聖光学院・管野「同じ舞台には立てた」父子の夢かなえた 聖地登板ならずも涙なし
「全国高校野球選手権・2回戦、山梨学院6-2聖光学院」(12日、甲子園球場)
親子の夢はかなった。夏の聖地のマウンドには立てなかった。それでも達成感がある。聖光学院(福島)の管野蓮投手(3年)が今大会での登板がかなわず聖地を後にした。「お父さんと同じ舞台には立てた。良かったと思っています」。涙はなかった。
1999年の夏、父・祐二さんは学法石川の投手として夏の甲子園へ。管野は背中を追いかけるよう野球へ打ち込んだ。「小学生の頃から、ずっとお父さんとキャッチボールしていた」。練習相手はいつも父だった。
共にした何ものにも代え難い時間。中学時代にプレーした須賀川リトルシニアでは祐二さんもコーチとなり指導を受けた。「一緒に高校野球で勝つためコーチになってくれました」。そして今回の甲子園出場が決まってから、かけられた言葉は強く頭に残っている。
「福島県大会で自分が5失点した試合があった。チームは優勝して甲子園に来たんですけど…。お父さんから『借りは甲子園で返してこい』と」。この日は仲間のプレーに声を張り上げ鼓舞。同時に、いつ出番が来てもいいよう準備を整えた。

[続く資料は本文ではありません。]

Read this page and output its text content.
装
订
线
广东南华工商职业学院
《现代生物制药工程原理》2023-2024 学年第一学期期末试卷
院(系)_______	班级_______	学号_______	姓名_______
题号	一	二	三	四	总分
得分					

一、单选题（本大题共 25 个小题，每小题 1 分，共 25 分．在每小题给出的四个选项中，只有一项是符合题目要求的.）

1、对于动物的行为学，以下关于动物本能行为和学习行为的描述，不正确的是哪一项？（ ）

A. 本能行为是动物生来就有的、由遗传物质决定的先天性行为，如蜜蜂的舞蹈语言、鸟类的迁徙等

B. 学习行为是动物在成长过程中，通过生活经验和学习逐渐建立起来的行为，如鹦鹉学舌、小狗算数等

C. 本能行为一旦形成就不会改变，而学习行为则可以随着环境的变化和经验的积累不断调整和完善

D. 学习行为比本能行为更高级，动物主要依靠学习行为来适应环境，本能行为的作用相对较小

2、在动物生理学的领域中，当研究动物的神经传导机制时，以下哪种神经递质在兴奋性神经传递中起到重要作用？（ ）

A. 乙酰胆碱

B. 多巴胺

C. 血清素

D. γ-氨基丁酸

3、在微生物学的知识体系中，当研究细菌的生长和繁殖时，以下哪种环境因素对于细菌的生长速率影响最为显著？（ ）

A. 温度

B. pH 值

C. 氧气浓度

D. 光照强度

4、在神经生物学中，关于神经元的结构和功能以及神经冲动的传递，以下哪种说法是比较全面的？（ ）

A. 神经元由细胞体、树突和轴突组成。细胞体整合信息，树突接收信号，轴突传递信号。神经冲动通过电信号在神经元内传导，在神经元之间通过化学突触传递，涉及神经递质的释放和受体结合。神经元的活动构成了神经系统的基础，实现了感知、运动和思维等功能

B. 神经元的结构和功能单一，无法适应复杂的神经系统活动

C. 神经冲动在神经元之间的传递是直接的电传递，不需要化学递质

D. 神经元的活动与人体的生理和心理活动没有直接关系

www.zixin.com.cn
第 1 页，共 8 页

今春の選抜大会では2試合に登板。ただ、目指したものは県大会から勝ち抜いての夏の甲子園。祐二さんも登板がないまま初戦敗退だった。「お父さんと野球ができて、今の自分はお父さんのおかげ」。2人で汗を流した時間は決して色あせない。
◆管野 蓮(かんの・れん)2008年3月20日生まれ、17歳。福島県小野町出身。179センチ、84キロ。右投げ、右打ち。投手。小学2年から小野町少年野球スポーツ少年で野球を始め、小野中時代は須賀川リトルシニアに所属。今夏県大会は3試合で16回1/3を12安打6失点。